Case against Smollett keys on how ‘hoax’ unraveled
CHICAGO — Jussie Smollett, who is accused of lying to police when he reported he was the victim of racist and homophobic attack in downtown Chicago, appeared troubled when he was told that a surveillance camera did not record the alleged assault, a police detective testified Wednesday.
Chicago police detective Kimberly Murray described how she took a report from the former “Empire” actor the morning of the January 2019 attack at Northwestern Memorial Hospital, where he was being treated for injuries that Murray described as “minor.” Smollett said two men — one white and wearing a ski mask, the other he couldn’t see — assaulted him as he was returning home after buying a sandwich.
Murray said Smollett — who said he had received a threatening phone call days earlier — refused to hand over his cellphone, which the detective said could help police piece together a timeline of what happened, and he wouldn’t consent to giving medical records or a DNA swab.
She also said Smollett was “upset” when she told him a surveillance camera in the area didn’t capture the alleged attack because it was pointed away from the scene. Murray said she explained to the actor that the cover on the pod camera makes it impossible to know which way it is pointing.
A lead investigator in the case, Michael Theis, said Tuesday that two brothers who worked with Smollett on the Chicago set of “Empire” later detailed for police how the actor orchestrated the hoax and they participated in it. They said Smollett told them via text message to meet him “on the low,” paid for supplies including a clothesline later fashioned into a noose, and took them for a “dry run” in downtown Chicago prior to the alleged attack.
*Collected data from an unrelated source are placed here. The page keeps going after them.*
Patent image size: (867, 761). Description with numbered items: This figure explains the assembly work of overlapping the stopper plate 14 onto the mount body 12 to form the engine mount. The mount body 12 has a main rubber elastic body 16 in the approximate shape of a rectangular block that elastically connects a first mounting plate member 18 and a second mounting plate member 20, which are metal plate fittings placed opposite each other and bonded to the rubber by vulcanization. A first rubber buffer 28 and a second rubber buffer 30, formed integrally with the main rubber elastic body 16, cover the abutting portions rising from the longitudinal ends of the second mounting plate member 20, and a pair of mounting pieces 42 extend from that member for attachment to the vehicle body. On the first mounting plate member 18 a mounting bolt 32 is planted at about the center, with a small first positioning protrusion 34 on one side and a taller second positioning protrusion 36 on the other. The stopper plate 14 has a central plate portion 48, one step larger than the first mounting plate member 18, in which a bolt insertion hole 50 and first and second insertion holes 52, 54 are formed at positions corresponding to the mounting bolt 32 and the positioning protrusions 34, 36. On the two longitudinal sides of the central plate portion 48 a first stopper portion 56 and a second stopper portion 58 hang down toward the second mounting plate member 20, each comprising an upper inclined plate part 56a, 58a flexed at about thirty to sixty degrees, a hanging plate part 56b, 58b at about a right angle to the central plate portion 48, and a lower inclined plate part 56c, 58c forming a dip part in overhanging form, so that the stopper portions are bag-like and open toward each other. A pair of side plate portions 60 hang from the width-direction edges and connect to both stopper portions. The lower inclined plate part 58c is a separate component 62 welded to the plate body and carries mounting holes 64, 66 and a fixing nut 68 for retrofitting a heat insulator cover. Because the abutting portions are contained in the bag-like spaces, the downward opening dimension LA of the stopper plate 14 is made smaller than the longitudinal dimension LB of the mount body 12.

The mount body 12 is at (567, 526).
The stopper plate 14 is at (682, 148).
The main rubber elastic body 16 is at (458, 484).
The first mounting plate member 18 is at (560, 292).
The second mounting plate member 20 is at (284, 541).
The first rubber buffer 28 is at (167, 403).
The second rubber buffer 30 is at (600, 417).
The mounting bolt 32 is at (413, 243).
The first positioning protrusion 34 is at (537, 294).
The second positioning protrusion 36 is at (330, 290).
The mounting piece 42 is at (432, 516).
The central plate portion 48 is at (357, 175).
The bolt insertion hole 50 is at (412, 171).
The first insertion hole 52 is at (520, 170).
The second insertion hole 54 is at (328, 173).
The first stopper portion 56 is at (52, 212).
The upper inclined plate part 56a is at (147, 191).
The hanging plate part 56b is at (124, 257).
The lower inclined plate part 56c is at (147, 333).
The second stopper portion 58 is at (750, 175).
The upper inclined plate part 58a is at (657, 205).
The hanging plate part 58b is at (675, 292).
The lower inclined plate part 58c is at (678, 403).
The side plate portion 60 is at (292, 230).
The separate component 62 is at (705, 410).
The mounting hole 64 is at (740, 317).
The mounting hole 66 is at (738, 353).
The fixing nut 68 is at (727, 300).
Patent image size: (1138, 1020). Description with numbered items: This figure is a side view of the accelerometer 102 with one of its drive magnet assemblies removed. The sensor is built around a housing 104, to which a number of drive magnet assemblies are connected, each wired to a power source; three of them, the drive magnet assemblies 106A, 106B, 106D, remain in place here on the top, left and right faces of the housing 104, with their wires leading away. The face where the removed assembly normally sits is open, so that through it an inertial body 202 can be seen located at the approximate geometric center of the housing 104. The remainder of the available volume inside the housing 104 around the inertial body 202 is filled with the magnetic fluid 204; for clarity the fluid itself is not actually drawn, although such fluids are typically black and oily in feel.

Theis, who is now assistant director for research and development for the Chicago
Police Department, said roughly two dozen detectives clocked some 3,000 hours on the investigation, rebutting a defense attorney’s statement that they rushed to judgment. He said police were excited when they were able to track the movements of two suspected attackers using surveillance video, cellphone records and reports from ride-sharing services.
“The crime was a hate crime, a horrible hate crime,” Theis said, noting Smollett — who is Black and gay — reported that his attackers put a noose around his neck and poured bleach on him.